2. The prospective size of the Council should be determined on the basis of the concepts of representativity, democracy, legitimacy, efficiency and effectiveness.
3. Turkey holds the view that a Security Council with at least 25 members would be more representative as well as more effective and efficient.
4. The Security Council should be enlarged with an additional 10 non- permanent members. Thus, the existing ratio of 1:3 between permanent and non-permanent members should be reorganized as 1:5.
5. These new additional seats should rotate among a predetermined list of countries. The number of countries to be included in this list could be fixed between 30 to 40.
6. The selection of the countries to be included in the list could be made according to a set of objective criteria.
7. The criteria and the list should be flexible so that it could be updated after a certain period of time, that is, there should be a mechanism that would ensure that political and economic changes in the international scene would be reflected in the composition of the Council more regularly. The review of the list could be made either every 12 or 16 years.

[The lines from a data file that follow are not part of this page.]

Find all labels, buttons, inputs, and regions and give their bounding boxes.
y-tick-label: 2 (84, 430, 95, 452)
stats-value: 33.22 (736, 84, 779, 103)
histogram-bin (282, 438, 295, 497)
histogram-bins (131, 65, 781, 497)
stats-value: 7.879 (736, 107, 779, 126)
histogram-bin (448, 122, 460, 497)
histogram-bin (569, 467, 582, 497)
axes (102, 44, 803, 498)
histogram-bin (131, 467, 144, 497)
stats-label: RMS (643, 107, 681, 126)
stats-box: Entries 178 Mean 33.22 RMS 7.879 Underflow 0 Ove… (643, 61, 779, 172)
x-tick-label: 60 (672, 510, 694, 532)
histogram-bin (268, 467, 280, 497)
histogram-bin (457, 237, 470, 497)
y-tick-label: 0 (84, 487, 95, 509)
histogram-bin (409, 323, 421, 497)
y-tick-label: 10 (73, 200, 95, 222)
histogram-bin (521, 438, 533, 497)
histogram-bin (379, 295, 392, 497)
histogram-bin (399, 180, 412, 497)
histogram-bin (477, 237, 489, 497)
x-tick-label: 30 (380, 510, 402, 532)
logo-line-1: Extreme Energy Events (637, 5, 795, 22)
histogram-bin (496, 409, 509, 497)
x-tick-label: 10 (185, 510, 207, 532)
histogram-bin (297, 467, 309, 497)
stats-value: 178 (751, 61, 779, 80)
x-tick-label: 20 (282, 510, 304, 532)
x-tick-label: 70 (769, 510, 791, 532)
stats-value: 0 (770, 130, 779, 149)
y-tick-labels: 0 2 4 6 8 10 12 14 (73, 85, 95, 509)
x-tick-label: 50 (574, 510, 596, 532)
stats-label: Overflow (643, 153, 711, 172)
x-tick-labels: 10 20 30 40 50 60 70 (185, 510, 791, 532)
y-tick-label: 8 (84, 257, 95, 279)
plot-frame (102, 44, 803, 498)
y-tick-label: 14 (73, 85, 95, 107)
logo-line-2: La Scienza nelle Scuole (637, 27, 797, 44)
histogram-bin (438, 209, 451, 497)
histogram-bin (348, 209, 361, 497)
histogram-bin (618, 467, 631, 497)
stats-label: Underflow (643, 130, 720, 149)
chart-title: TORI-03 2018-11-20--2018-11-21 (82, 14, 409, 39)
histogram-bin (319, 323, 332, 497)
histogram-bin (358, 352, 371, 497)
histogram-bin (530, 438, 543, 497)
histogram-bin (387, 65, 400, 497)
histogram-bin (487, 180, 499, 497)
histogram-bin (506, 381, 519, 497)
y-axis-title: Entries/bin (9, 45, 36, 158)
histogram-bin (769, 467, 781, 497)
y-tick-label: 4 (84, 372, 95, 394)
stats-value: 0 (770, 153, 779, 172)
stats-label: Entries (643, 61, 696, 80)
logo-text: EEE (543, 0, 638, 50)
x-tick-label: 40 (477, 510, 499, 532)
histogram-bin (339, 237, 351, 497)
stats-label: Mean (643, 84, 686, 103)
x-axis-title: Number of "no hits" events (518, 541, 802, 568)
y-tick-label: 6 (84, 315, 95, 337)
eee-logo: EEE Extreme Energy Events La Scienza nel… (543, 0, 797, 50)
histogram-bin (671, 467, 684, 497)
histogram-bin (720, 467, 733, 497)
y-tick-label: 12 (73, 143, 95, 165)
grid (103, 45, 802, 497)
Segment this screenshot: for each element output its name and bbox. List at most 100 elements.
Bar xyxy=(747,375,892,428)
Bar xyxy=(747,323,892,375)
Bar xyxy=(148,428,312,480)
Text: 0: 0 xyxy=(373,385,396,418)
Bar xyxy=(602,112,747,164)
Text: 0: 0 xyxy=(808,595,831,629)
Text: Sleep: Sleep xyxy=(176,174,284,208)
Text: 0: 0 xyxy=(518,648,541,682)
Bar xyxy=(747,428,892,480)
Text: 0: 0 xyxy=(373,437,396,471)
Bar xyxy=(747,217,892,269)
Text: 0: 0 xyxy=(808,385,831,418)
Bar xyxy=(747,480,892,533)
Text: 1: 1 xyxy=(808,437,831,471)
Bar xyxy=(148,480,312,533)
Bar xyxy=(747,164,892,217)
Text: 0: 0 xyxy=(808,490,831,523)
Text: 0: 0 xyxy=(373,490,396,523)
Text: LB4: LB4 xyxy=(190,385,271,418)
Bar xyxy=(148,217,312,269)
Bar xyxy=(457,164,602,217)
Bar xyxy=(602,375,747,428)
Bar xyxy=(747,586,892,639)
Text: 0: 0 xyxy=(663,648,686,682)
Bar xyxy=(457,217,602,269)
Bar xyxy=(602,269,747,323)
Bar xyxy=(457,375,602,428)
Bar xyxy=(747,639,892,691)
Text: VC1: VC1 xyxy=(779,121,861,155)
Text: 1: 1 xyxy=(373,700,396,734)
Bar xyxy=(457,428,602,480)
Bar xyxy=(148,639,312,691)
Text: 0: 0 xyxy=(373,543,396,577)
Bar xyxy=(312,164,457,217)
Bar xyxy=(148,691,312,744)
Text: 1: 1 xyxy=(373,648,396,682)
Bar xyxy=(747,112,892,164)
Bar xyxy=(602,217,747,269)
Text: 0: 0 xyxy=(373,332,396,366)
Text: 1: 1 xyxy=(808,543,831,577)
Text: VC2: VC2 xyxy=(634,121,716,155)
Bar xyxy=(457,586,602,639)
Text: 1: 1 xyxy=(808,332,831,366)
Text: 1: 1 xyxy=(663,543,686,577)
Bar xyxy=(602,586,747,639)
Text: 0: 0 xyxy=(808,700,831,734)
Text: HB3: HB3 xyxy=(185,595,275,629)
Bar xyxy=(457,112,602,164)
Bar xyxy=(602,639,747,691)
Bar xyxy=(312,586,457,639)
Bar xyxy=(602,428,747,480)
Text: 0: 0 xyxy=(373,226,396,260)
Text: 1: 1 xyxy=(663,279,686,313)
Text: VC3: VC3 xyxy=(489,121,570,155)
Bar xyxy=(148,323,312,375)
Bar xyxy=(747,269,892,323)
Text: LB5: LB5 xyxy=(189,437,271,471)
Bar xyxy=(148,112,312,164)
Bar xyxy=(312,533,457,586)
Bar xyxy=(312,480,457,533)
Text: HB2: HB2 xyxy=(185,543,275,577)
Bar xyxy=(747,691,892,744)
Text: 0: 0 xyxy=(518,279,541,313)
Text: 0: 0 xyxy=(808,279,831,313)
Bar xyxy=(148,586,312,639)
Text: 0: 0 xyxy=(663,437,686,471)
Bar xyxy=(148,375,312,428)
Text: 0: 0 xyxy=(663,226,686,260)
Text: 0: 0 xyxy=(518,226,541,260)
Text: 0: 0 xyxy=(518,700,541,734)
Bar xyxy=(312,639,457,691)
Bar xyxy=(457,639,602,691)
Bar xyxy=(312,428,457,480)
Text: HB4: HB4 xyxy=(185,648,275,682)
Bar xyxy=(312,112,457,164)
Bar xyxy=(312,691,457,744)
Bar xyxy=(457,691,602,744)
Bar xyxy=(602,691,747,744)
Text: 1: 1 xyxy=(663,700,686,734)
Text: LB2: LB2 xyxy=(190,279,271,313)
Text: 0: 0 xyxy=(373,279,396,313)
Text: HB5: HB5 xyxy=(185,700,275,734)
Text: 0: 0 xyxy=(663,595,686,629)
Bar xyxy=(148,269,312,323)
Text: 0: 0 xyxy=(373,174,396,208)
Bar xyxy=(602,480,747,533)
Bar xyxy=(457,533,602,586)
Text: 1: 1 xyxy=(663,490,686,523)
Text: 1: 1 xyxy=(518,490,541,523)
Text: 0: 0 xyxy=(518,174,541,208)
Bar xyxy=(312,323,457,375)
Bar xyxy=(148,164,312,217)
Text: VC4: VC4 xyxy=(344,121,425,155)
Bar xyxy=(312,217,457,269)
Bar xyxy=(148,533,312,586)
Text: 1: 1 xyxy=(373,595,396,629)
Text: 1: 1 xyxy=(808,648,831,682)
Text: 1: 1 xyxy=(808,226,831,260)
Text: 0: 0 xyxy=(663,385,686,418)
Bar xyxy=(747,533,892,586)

8. This proposal also calls for a new assessment of the concept of constituencies in the distribution of seats in the Council. As stated in Turkey's first written proposal of 28 June 1993, present arrangements for the geographical distribution of the non-permanent seats of the Council, adopted in 1963, are outdated. With the enlargement of the membership, a new approach in this regard based on the replacement of the current large geographical groups by narrower constituencies is worth considering. Designation of separate and smaller constituencies would further enhance the representative character of the Council. It would also ensure more equitable and balanced geographical distribution.